RudiC, Thanks a bunch.

I threw in some random whitespace that sometimes happens to test.

awk -F, 'NR == 1        {printf "%s,", HeaderRows}
         NR > 10        {gsub (/ /,"",$2); printf "%s,", $2}
         NR == 34       {sub (/[^\/]*$/, ",&",FILENAME); printf "%s\n", FILENAME; exit}
        ' HeaderRows="v1,v2,v3,v4,v5,v6" ~/example.txt

Output:

v1,v2,v3,v4,v5,v6,411.7075872,388.756628,384.2531634,188.317418,495.1306749,495.7313397,364.8057139,128.1652694,78.1880777,47.85832595,397.106979,171.5723148,452.5367818,334.4613963,245.0863368,182.0549603,495.5126526,30.64512099,291.9205658,221.6485369,24.33776897,270.5466812,32.99794073,183.2580134,/home/mestora/,example.csv

DGPickett, yes I meant "tail". Wrong animal
I will performance test your solution vs. the awk one. Unfortunately this will be exported to a cygwin over Win7 environment in final implementation (part of my performance issues)

Mike

RudiC · March 15, 2013, 2:57pm

So you've got 4 spaces in the output? When I seed several spaces in my test file, they get gsubbed. Pls post the input file...
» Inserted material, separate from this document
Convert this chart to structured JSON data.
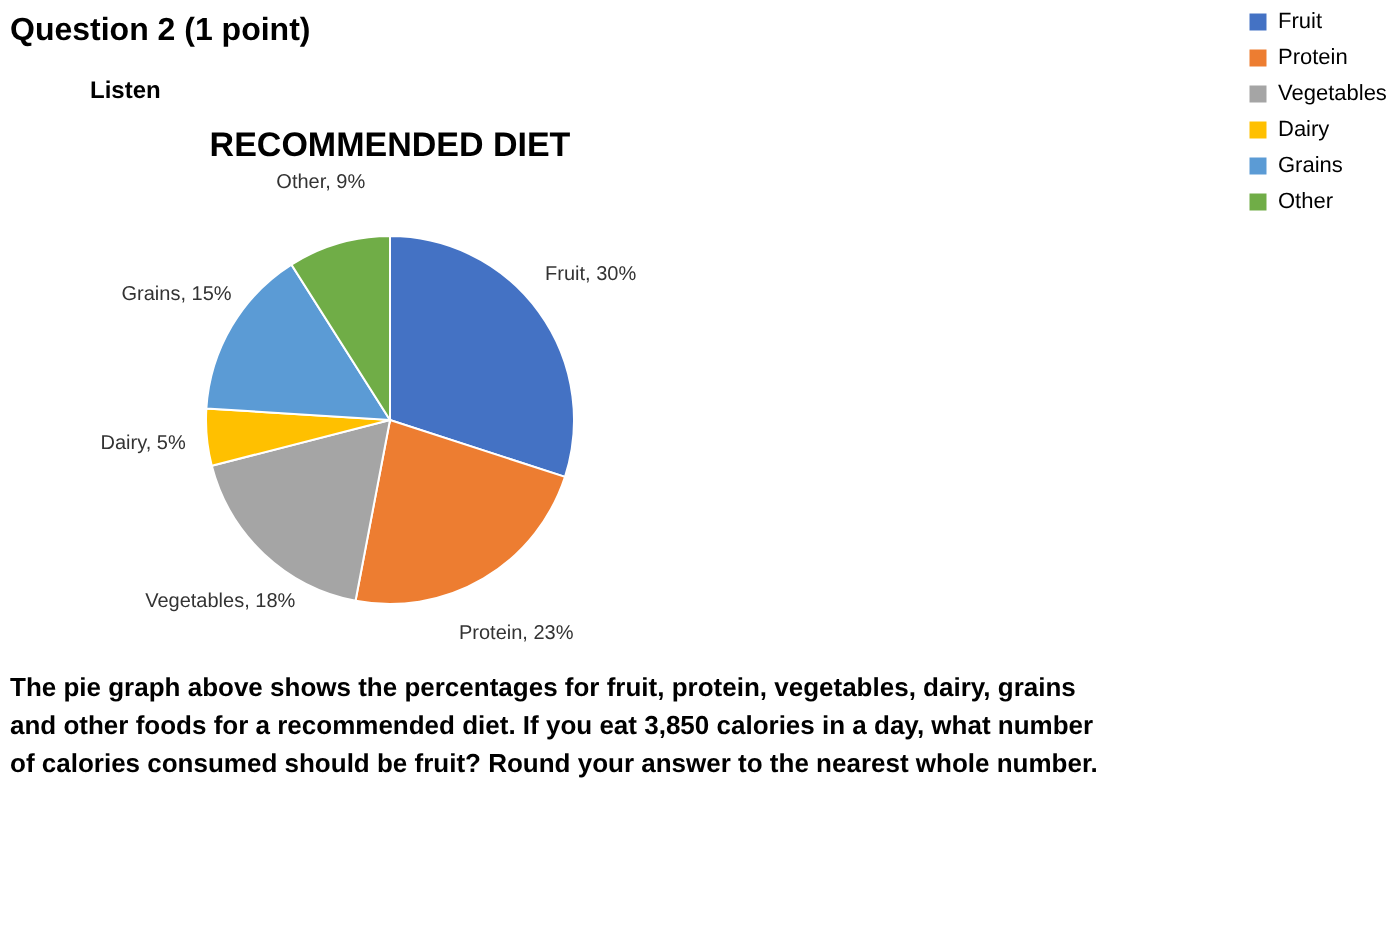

DGPickett · March 15, 2013, 2:59pm

Are embedded spaces within field values a problem? Usually, they are called 'data'.

Michael_Stora · March 15, 2013, 3:23pm

The QUOTE block created the spaces in my reply, I switched to CODE and they are gone.
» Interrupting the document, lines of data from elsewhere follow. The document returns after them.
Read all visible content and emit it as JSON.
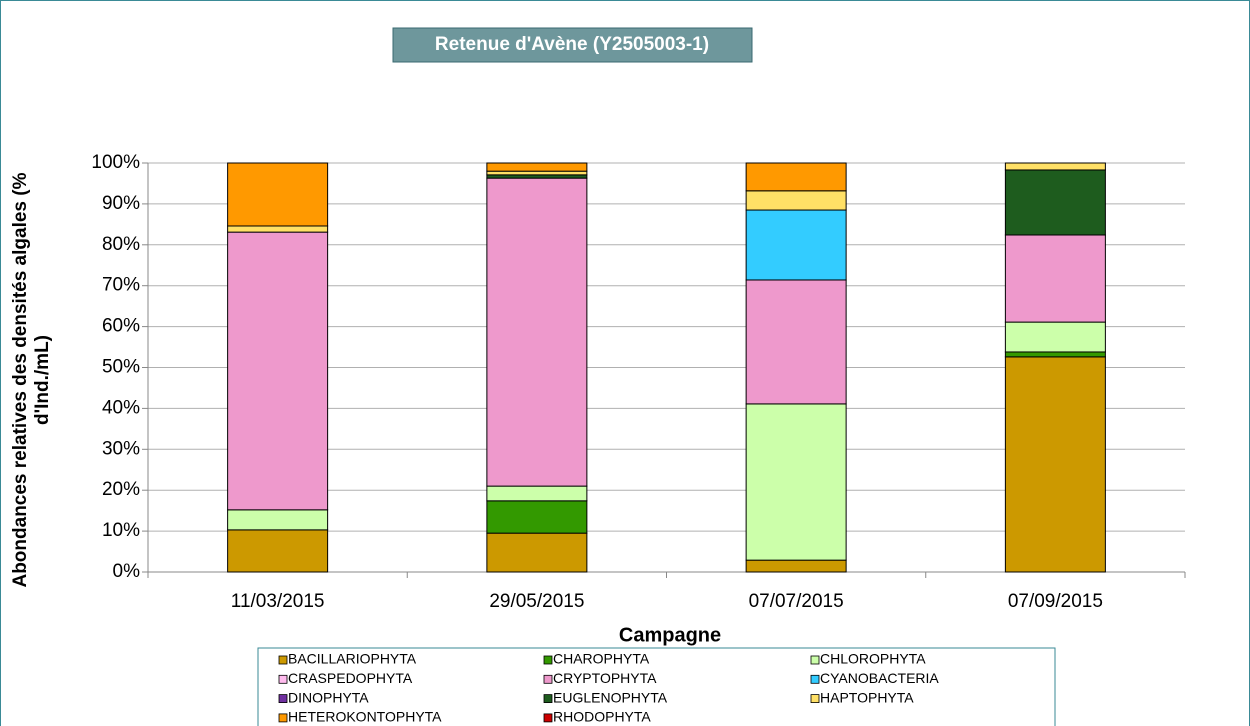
{
  "chart_data": {
    "type": "stacked_bar",
    "title": "Retenue d'Avène (Y2505003-1)",
    "x_label": "Campagne",
    "y_label": "Abondances relatives des densités algales (% d'Ind./mL)",
    "categories": [
      "11/03/2015",
      "29/05/2015",
      "07/07/2015",
      "07/09/2015"
    ],
    "series": [
      {
        "name": "BACILLARIOPHYTA",
        "color": "#cc9900",
        "values": [
          10.3,
          9.5,
          2.9,
          52.6
        ]
      },
      {
        "name": "CHAROPHYTA",
        "color": "#339900",
        "values": [
          0,
          7.9,
          0,
          1.2
        ]
      },
      {
        "name": "CHLOROPHYTA",
        "color": "#ccffaa",
        "values": [
          4.9,
          3.6,
          38.2,
          7.3
        ]
      },
      {
        "name": "CRASPEDOPHYTA",
        "color": "#ffbbee",
        "values": [
          0,
          0,
          0,
          0
        ]
      },
      {
        "name": "CRYPTOPHYTA",
        "color": "#ee99cc",
        "values": [
          67.9,
          75.3,
          30.3,
          21.3
        ]
      },
      {
        "name": "CYANOBACTERIA",
        "color": "#33ccff",
        "values": [
          0,
          0,
          17.1,
          0
        ]
      },
      {
        "name": "DINOPHYTA",
        "color": "#7030a0",
        "values": [
          0,
          0,
          0,
          0
        ]
      },
      {
        "name": "EUGLENOPHYTA",
        "color": "#1e5c1e",
        "values": [
          0,
          0.8,
          0,
          15.9
        ]
      },
      {
        "name": "HAPTOPHYTA",
        "color": "#ffe066",
        "values": [
          1.5,
          0.9,
          4.7,
          1.7
        ]
      },
      {
        "name": "HETEROKONTOPHYTA",
        "color": "#ff9900",
        "values": [
          15.4,
          2.0,
          6.8,
          0
        ]
      },
      {
        "name": "RHODOPHYTA",
        "color": "#cc0000",
        "values": [
          0,
          0,
          0,
          0
        ]
      }
    ],
    "ylim": [
      0,
      100
    ],
    "yticks": [
      {
        "value": 0,
        "label": "0%"
      },
      {
        "value": 10,
        "label": "10%"
      },
      {
        "value": 20,
        "label": "20%"
      },
      {
        "value": 30,
        "label": "30%"
      },
      {
        "value": 40,
        "label": "40%"
      },
      {
        "value": 50,
        "label": "50%"
      },
      {
        "value": 60,
        "label": "60%"
      },
      {
        "value": 70,
        "label": "70%"
      },
      {
        "value": 80,
        "label": "80%"
      },
      {
        "value": 90,
        "label": "90%"
      },
      {
        "value": 100,
        "label": "100%"
      }
    ],
    "grid": true
  }
}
I am time testing both solutions right now.

Mike

---------- Post updated at 12:23 PM ---------- Previous update was at 12:10 PM ----------

I gave you both thanks.

awk solution 10000 times:

date
for i in {1..10000}
do
awk -F, 'NR == 1        {printf "%s,", HeaderRows}
         NR > 10        {gsub (/ /,"",$2); printf "%s,", $2}
         NR == 34       {sub (/[^\/]*$/, ",&",FILENAME); printf "%s\n", FILENAME; exit}
        ' HeaderRows="v1,v2,v3,v4,v5,v6" ~/example.csv > /dev/nul
done
date

Running time: 4:26 (~27 mS per file)

sed solution 10000 times:

 date
 for i in {1..10000}
 do
echo "var1,var2,var3,var4,var5,var6,$(
sed '
   1,10d
   s/^[^,]*, *\([^,]*[^ ,]\).*/\1/
   :l
   N
   s/\n[^,]*, *\([^,]*[^ ,]\).*/,\1/
   34q
   b l
  ' example.csv | dos2unix
 ),/home/mestora/,example.csv"  >/dev/nul 
done
date

Running time: 9:56 (~60 mS per file)

Mike

DGPickett · March 15, 2013, 3:56pm

Pull off the dos2unix, it might be exec time!As awk is more field oriented, it has an advantage on this.

Michael_Stora · March 15, 2013, 8:35pm

never mind, figured it out. I thought ^ here was a font anchor but it is part of a completed string RE instead.